Der Antrag auf Erlass eines Pfändungs- und Überweisungsbeschlusses (im Folgenden: Pfändungsantrag) ist eine das Zwangsvollstreckungsverfahren einleitendende Verfahrenshandlung2. Als Verfahrenserklärung unterliegt der Pfändungsantrag der Auslegung, die das Rechtsbeschwerdegericht ohne Einschränkungen nachprüfen und in freier Würdigung selbst vornehmen kann3. Daher war im vorliegenden Fall der Pfändungsantrag nicht als ein auf eine Vorratspfändung nach § 850d Abs. 3 ZPO gerichteter Antrag, sondern als ein auf eine Vorauspfändung (Dauerpfändung) in die für den Schuldner eingetragene Eigentümergrundschuld gerichteter Antrag auszulegen.
§ 850d ZPO enthält Sonderregelungen im Zusammenhang mit dem Pfändungsschutz für Arbeitseinkommen. Gleichzeitig sieht diese Vorschrift eine Sonderbehandlung bestimmter Gläubiger vor; diese erhalten in § 850d Abs. 3 ZPO – im Wege einer Sonderregelung zu § 751 Abs. 1 ZPO – erweiterte Pfändungsmöglichkeiten wegen künftig fällig werdender Ansprüche, die bereits zugleich mit der Pfändung wegen fälliger Ansprüche gepfändet und überwiesen werden können (Vorratspfändung).

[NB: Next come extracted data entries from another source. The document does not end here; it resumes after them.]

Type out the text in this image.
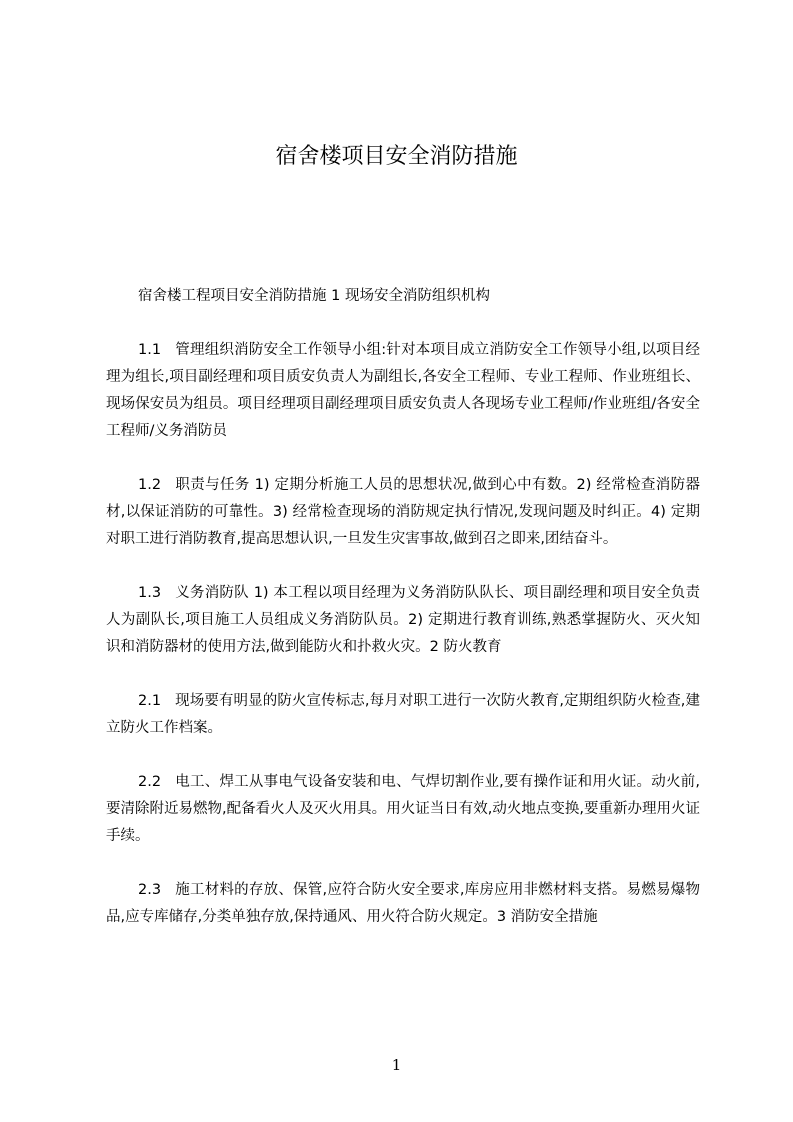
宿舍楼项目安全消防措施

宿舍楼工程项目安全消防措施 1 现场安全消防组织机构

1.1 管理组织消防安全工作领导小组:针对本项目成立消防安全工作领导小组,以项目经理为组长,项目副经理和项目质安负责人为副组长,各安全工程师、专业工程师、作业班组长、现场保安员为组员。项目经理项目副经理项目质安负责人各现场专业工程师/作业班组/各安全工程师/义务消防员

1.2 职责与任务 1) 定期分析施工人员的思想状况,做到心中有数。2) 经常检查消防器材,以保证消防的可靠性。3) 经常检查现场的消防规定执行情况,发现问题及时纠正。4) 定期对职工进行消防教育,提高思想认识,一旦发生灾害事故,做到召之即来,团结奋斗。

1.3 义务消防队 1) 本工程以项目经理为义务消防队队长、项目副经理和项目安全负责人为副队长,项目施工人员组成义务消防队员。2) 定期进行教育训练,熟悉掌握防火、灭火知识和消防器材的使用方法,做到能防火和扑救火灾。2 防火教育

2.1 现场要有明显的防火宣传标志,每月对职工进行一次防火教育,定期组织防火检查,建立防火工作档案。

2.2 电工、焊工从事电气设备安装和电、气焊切割作业,要有操作证和用火证。动火前,要清除附近易燃物,配备看火人及灭火用具。用火证当日有效,动火地点变换,要重新办理用火证手续。

2.3 施工材料的存放、保管,应符合防火安全要求,库房应用非燃材料支搭。易燃易爆物品,应专库储存,分类单独存放,保持通风、用火符合防火规定。3 消防安全措施

1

Bei der Pfändung nach § 850d Abs. 3 ZPO entsteht im Zeitpunkt der Zustellung des Pfändungsbeschlusses ein Pfandrecht gleichen bevorzugten Rangs auch an künftig fällig werdendem Arbeitseinkommen wegen künftig fällig werdender Ansprüche4.
Wegen fortlaufender, monatlich wiederkehrender Unterhaltsforderungen kommt demgegenüber eine nicht rangwahrende Vorauspfändung (Dauerpfändung) eines Rechts dergestalt in Betracht, dass bei Vollstreckung wegen einer fälligen Gläubigerforderung zugleich auch die Pfändung wegen der künftig erst fällig werdenden Leistungen aufschiebend bedingt erfolgt, wobei die Pfändung erst bei Fälligkeit des jeweiligen titulierten Anspruchs wirksam wird, so dass zwischenzeitliche Verfügungen des Schuldners und Pfändungen dritter Gläubiger unberührt bleiben5.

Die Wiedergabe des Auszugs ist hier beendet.